The spelling of "null hypothesis" can be a bit tricky. The first word, "null", is pronounced /nʌl/, with a short "u" sound like "uh" and a clear "l" at the end. The second word, "hypothesis", is pronounced /haɪˈpɒθɪsɪs/, with a long "i" sound like "high", a stressed "o" sound like "ah", and a clear "s" at the end. The plural form, "null hypotheses", adds an extra syllable and is pronounced /nʌl haɪˈpɒθɪsiːz/.
A null hypothesis refers to a statement or assumption in statistics that is tested against an alternative hypothesis in order to determine the validity of the alternative hypothesis. The null hypothesis represents the default position or assumption that there is no statistical relationship or difference between variables or groups being examined.
In other words, it assumes that any observed difference or relationship is simply due to chance or random variation in the sample data rather than indicating a true effect or relationship in the population. The null hypothesis typically states that there is no significant difference, association, or effect between variables or groups under investigation.

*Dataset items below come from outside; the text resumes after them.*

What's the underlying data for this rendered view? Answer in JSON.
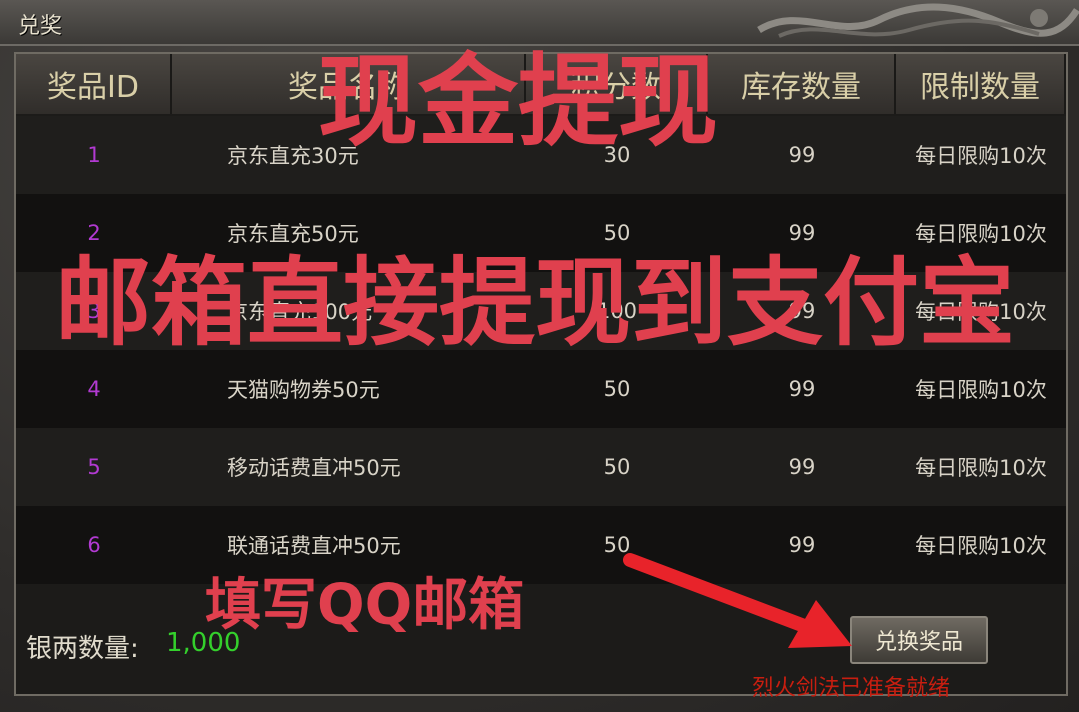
{
  "window": {
    "title": "兑奖"
  },
  "table": {
    "headers": [
      "奖品ID",
      "奖品名称",
      "积分数",
      "库存数量",
      "限制数量"
    ],
    "rows": [
      {
        "id": "1",
        "name": "京东直充30元",
        "points": "30",
        "stock": "99",
        "limit": "每日限购10次"
      },
      {
        "id": "2",
        "name": "京东直充50元",
        "points": "50",
        "stock": "99",
        "limit": "每日限购10次"
      },
      {
        "id": "3",
        "name": "京东直充100元",
        "points": "100",
        "stock": "99",
        "limit": "每日限购10次"
      },
      {
        "id": "4",
        "name": "天猫购物券50元",
        "points": "50",
        "stock": "99",
        "limit": "每日限购10次"
      },
      {
        "id": "5",
        "name": "移动话费直冲50元",
        "points": "50",
        "stock": "99",
        "limit": "每日限购10次"
      },
      {
        "id": "6",
        "name": "联通话费直冲50元",
        "points": "50",
        "stock": "99",
        "limit": "每日限购10次"
      }
    ]
  },
  "footer": {
    "silver_label": "银两数量:",
    "silver_value": "1,000",
    "exchange_button": "兑换奖品",
    "status_text": "烈火剑法已准备就绪"
  },
  "overlays": {
    "headline": "现金提现",
    "subline": "邮箱直接提现到支付宝",
    "hint": "填写QQ邮箱"
  },
  "colors": {
    "overlay_text": "#e0404e",
    "arrow": "#e8232a",
    "id_text": "#b23ad2",
    "silver_value": "#34d02c",
    "status_text": "#c81e10"
  },
  "icons": {
    "decoration": "dragon-ornament-icon",
    "pointer": "arrow-icon"
  }
}
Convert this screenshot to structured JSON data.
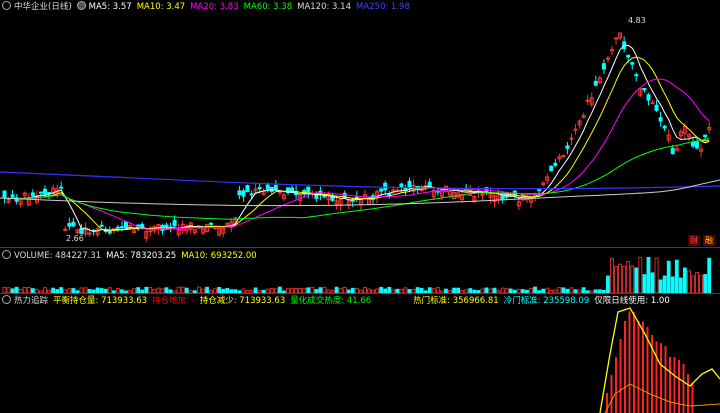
{
  "price": {
    "title": "中华企业(日线)",
    "ma": [
      {
        "label": "MA5: 3.57",
        "color": "#ffffff"
      },
      {
        "label": "MA10: 3.47",
        "color": "#ffff00"
      },
      {
        "label": "MA20: 3.83",
        "color": "#ff00ff"
      },
      {
        "label": "MA60: 3.38",
        "color": "#00ff00"
      },
      {
        "label": "MA120: 3.14",
        "color": "#dddddd"
      },
      {
        "label": "MA250: 1.98",
        "color": "#4444ff"
      }
    ],
    "high_label": "4.83",
    "low_label": "2.66",
    "badge_left": "财",
    "badge_right": "融"
  },
  "volume": {
    "label": "VOLUME: 484227.31",
    "ma5": "MA5: 783203.25",
    "ma10": "MA10: 693252.00"
  },
  "indicator": {
    "name": "热力追踪",
    "items": [
      {
        "label": "平衡持仓量: 713933.63",
        "color": "#ffff00"
      },
      {
        "label": "持仓增加: -",
        "color": "#ff0000"
      },
      {
        "label": "持仓减少: 713933.63",
        "color": "#ffff00"
      },
      {
        "label": "量化成交热度: 41.66",
        "color": "#00ff00"
      }
    ],
    "items2": [
      {
        "label": "热门标准: 356966.81",
        "color": "#ffff00"
      },
      {
        "label": "冷门标准: 235598.09",
        "color": "#00ffff"
      },
      {
        "label": "仅限日线使用: 1.00",
        "color": "#ffffff"
      }
    ]
  }
}
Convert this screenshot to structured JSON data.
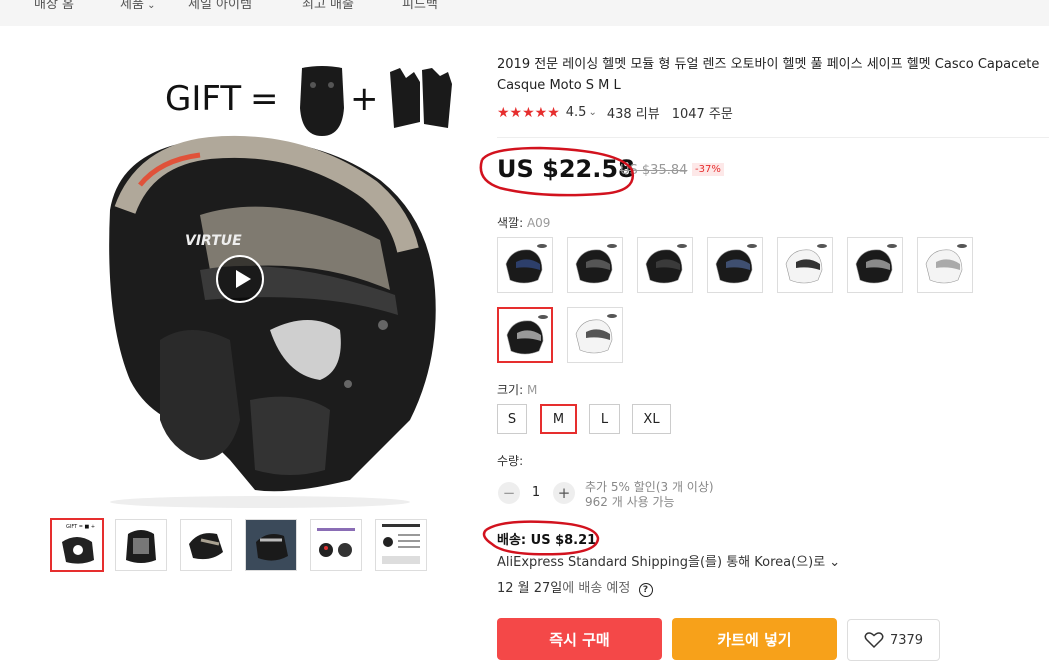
{
  "nav": {
    "items": [
      "매장 홈",
      "제품",
      "세일 아이템",
      "최고 매출",
      "피드백"
    ]
  },
  "gallery": {
    "gift_text": "GIFT",
    "equals": "=",
    "plus": "+",
    "selected_thumb_index": 0
  },
  "product": {
    "title": "2019 전문 레이싱 헬멧 모듈 형 듀얼 렌즈 오토바이 헬멧 풀 페이스 세이프 헬멧 Casco Capacete Casque Moto S M L",
    "rating_value": "4.5",
    "rating_chevron": "⌄",
    "stars": "★★★★★",
    "reviews": "438 리뷰",
    "orders": "1047 주문",
    "price": "US $22.58",
    "old_price": "US $35.84",
    "discount": "-37%"
  },
  "color": {
    "label": "색깔:",
    "value": "A09"
  },
  "size": {
    "label": "크기:",
    "value": "M",
    "options": [
      "S",
      "M",
      "L",
      "XL"
    ]
  },
  "quantity": {
    "label": "수량:",
    "value": "1",
    "minus": "−",
    "plus": "+",
    "note1": "추가 5% 할인(3 개 이상)",
    "note2": "962 개 사용 가능"
  },
  "shipping": {
    "cost": "배송: US $8.21",
    "method": "AliExpress Standard Shipping을(를) 통해 Korea(으)로 ⌄",
    "date": "12 월 27일",
    "date_suffix": "에 배송 예정"
  },
  "actions": {
    "buy_now": "즉시 구매",
    "add_to_cart": "카트에 넣기",
    "wishlist_count": "7379"
  },
  "colors": {
    "accent": "#e62e2e",
    "buy_button": "#f44848",
    "cart_button": "#f7a11a",
    "annotation": "#d2121e"
  }
}
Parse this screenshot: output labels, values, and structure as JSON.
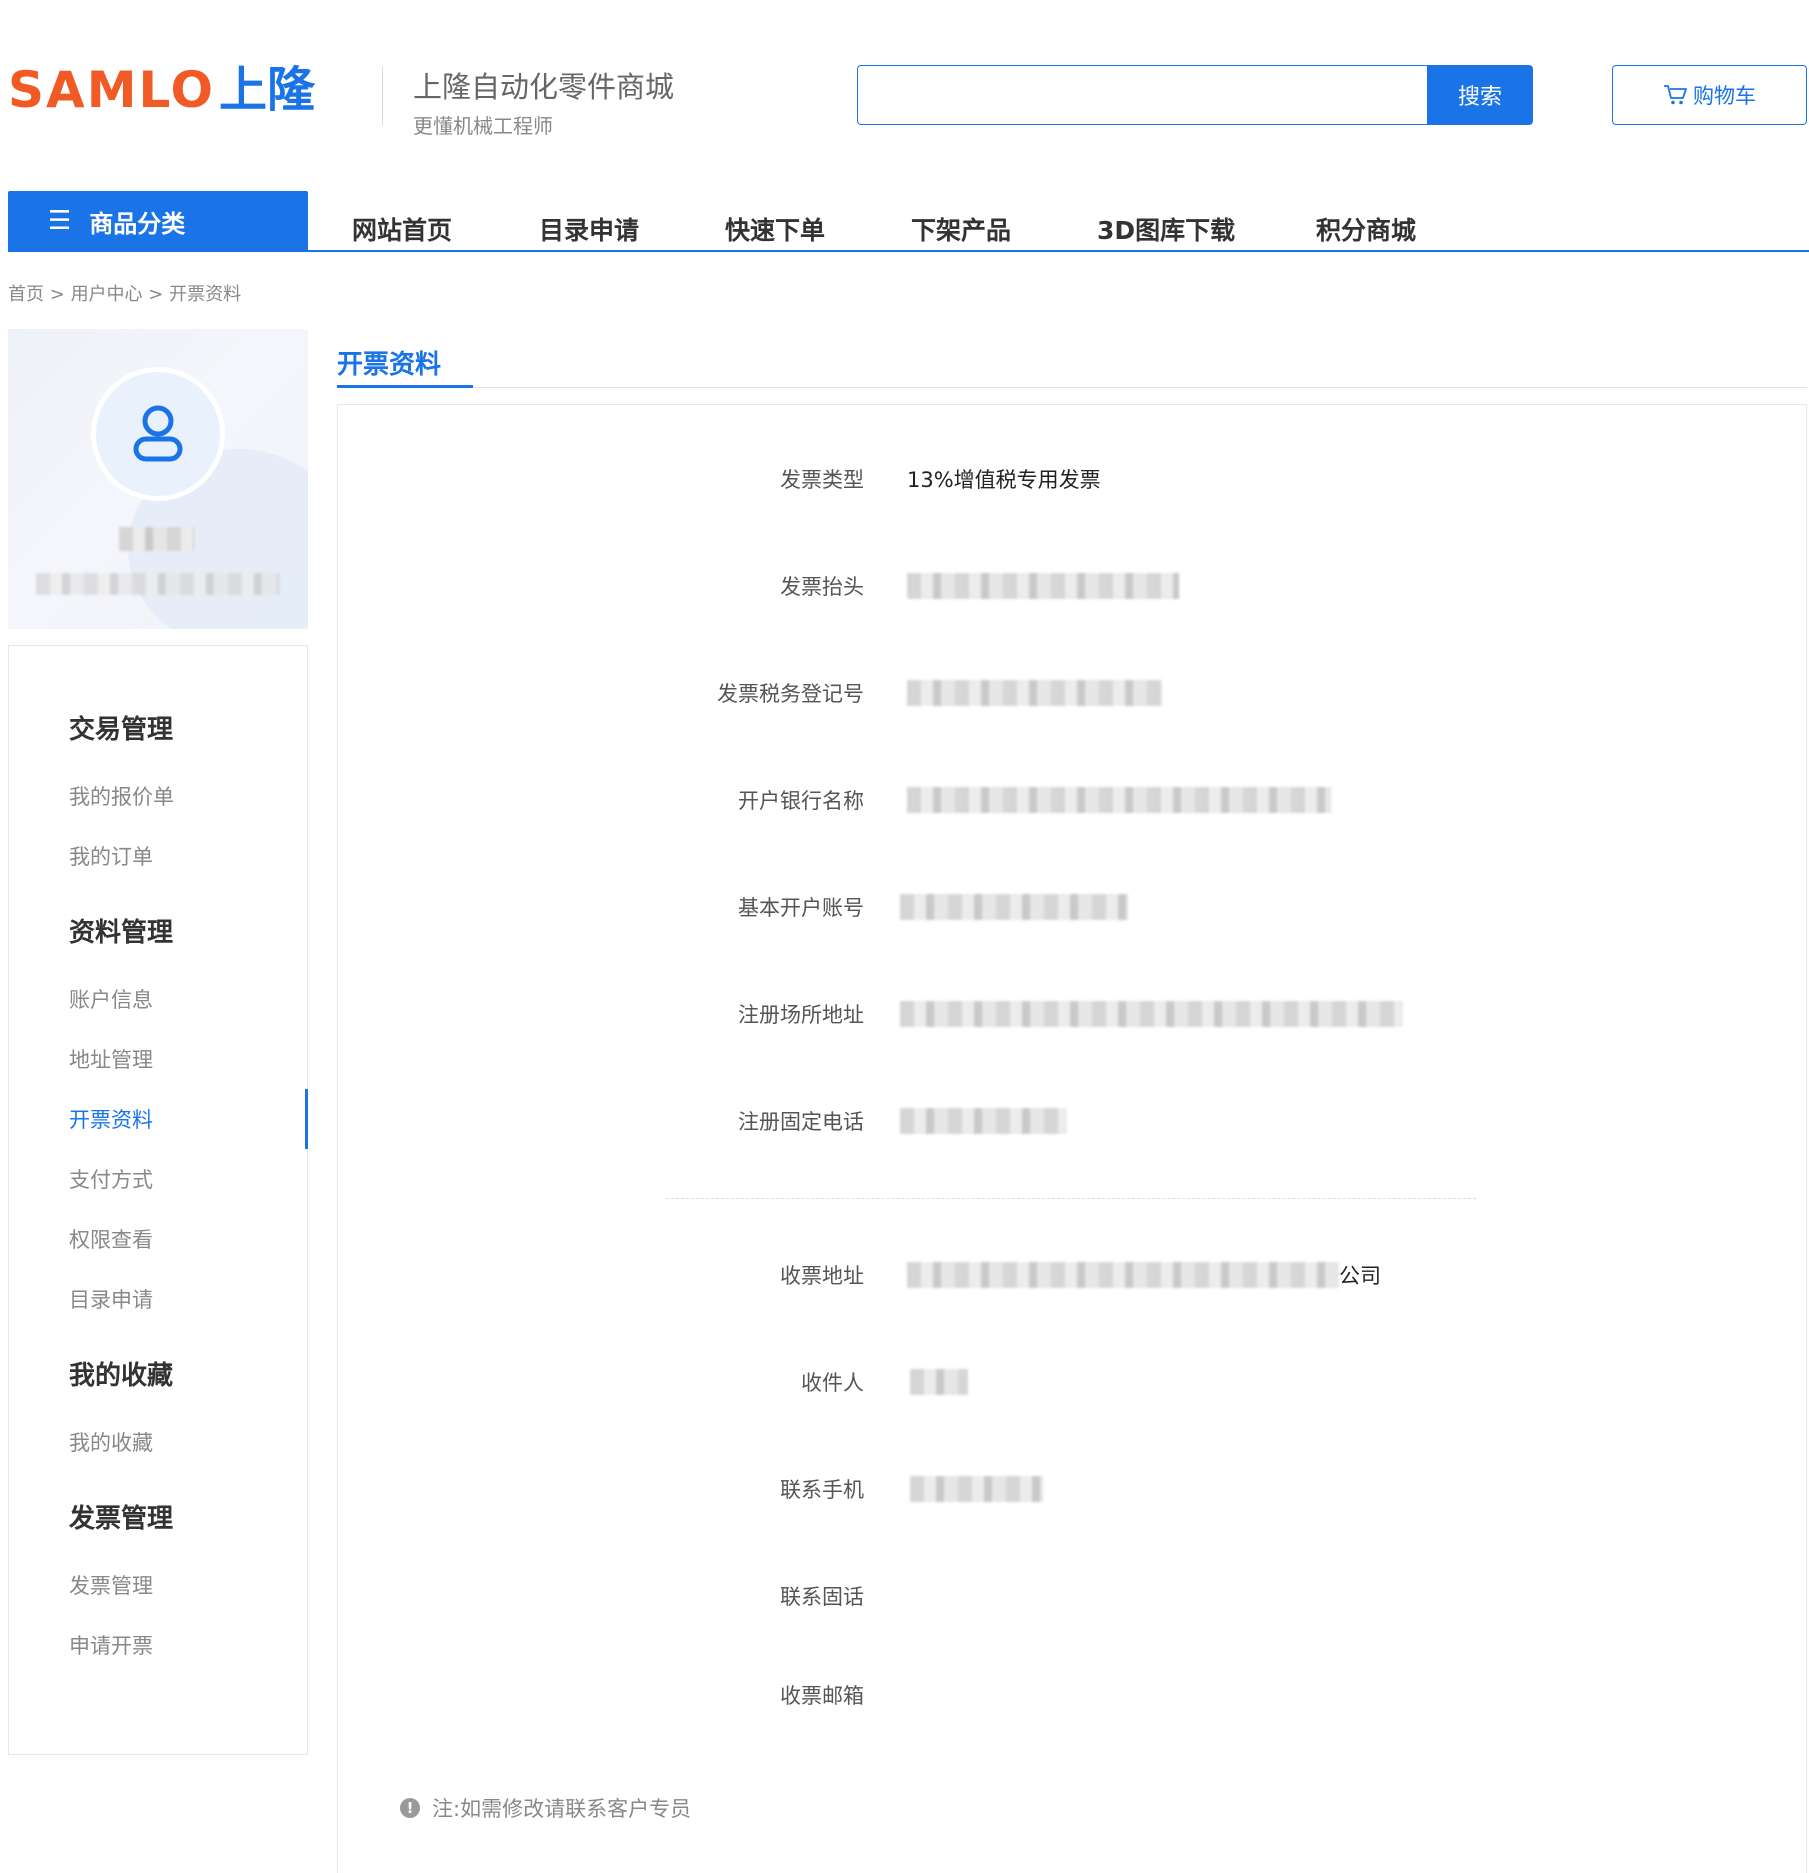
{
  "header": {
    "logo_latin": "SAMLO",
    "logo_cn": "上隆",
    "brand_title": "上隆自动化零件商城",
    "brand_sub": "更懂机械工程师",
    "search_placeholder": "",
    "search_button": "搜索",
    "cart_label": "购物车"
  },
  "nav": {
    "category_label": "商品分类",
    "items": [
      "网站首页",
      "目录申请",
      "快速下单",
      "下架产品",
      "3D图库下载",
      "积分商城"
    ]
  },
  "breadcrumb": [
    "首页",
    "用户中心",
    "开票资料"
  ],
  "breadcrumb_sep": ">",
  "sidebar": {
    "groups": [
      {
        "title": "交易管理",
        "items": [
          "我的报价单",
          "我的订单"
        ]
      },
      {
        "title": "资料管理",
        "items": [
          "账户信息",
          "地址管理",
          "开票资料",
          "支付方式",
          "权限查看",
          "目录申请"
        ]
      },
      {
        "title": "我的收藏",
        "items": [
          "我的收藏"
        ]
      },
      {
        "title": "发票管理",
        "items": [
          "发票管理",
          "申请开票"
        ]
      }
    ],
    "active_item": "开票资料"
  },
  "main": {
    "title": "开票资料",
    "fields": [
      {
        "label": "发票类型",
        "value": "13%增值税专用发票"
      },
      {
        "label": "发票抬头",
        "value": ""
      },
      {
        "label": "发票税务登记号",
        "value": ""
      },
      {
        "label": "开户银行名称",
        "value": ""
      },
      {
        "label": "基本开户账号",
        "value": ""
      },
      {
        "label": "注册场所地址",
        "value": ""
      },
      {
        "label": "注册固定电话",
        "value": ""
      }
    ],
    "fields2": [
      {
        "label": "收票地址",
        "value": "公司"
      },
      {
        "label": "收件人",
        "value": ""
      },
      {
        "label": "联系手机",
        "value": ""
      },
      {
        "label": "联系固话",
        "value": ""
      },
      {
        "label": "收票邮箱",
        "value": ""
      }
    ],
    "note": "注:如需修改请联系客户专员"
  },
  "colors": {
    "accent": "#1a74e8",
    "logo_orange": "#f15a24"
  }
}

When conducting hypothesis testing, researchers start by assuming the null hypothesis is true and collect sample data to evaluate its validity. Statistical tests are then employed to determine the likelihood that the observed data supports the null hypothesis. If the obtained data shows a low probability of occurring under the null hypothesis (typically defined by a predetermined significance level), the null hypothesis is rejected in favor of the alternative hypothesis, which suggests the presence of an effect, relationship, or difference. On the other hand, if the observed data does not provide sufficient evidence to reject the null hypothesis, it is retained as the most plausible explanation. Null hypotheses play a crucial role in hypothesis testing as they help researchers outline their research question objectively and assess the validity of alternative hypotheses.
The term "null hypothesis" was coined by the British statistician Ronald Fisher in the early 20th century. The word "null" originates from the Latin word "nullus", meaning "none" or "no". In statistics, the null hypothesis essentially states that there is no significant difference or relationship between variables or groups being compared. Fisher used the term to describe the default assumption or starting point that researchers aim to either accept or reject based on statistical evidence. Over time, the term "null hypothesis" has become a fundamental concept in statistical testing and hypothesis-driven research.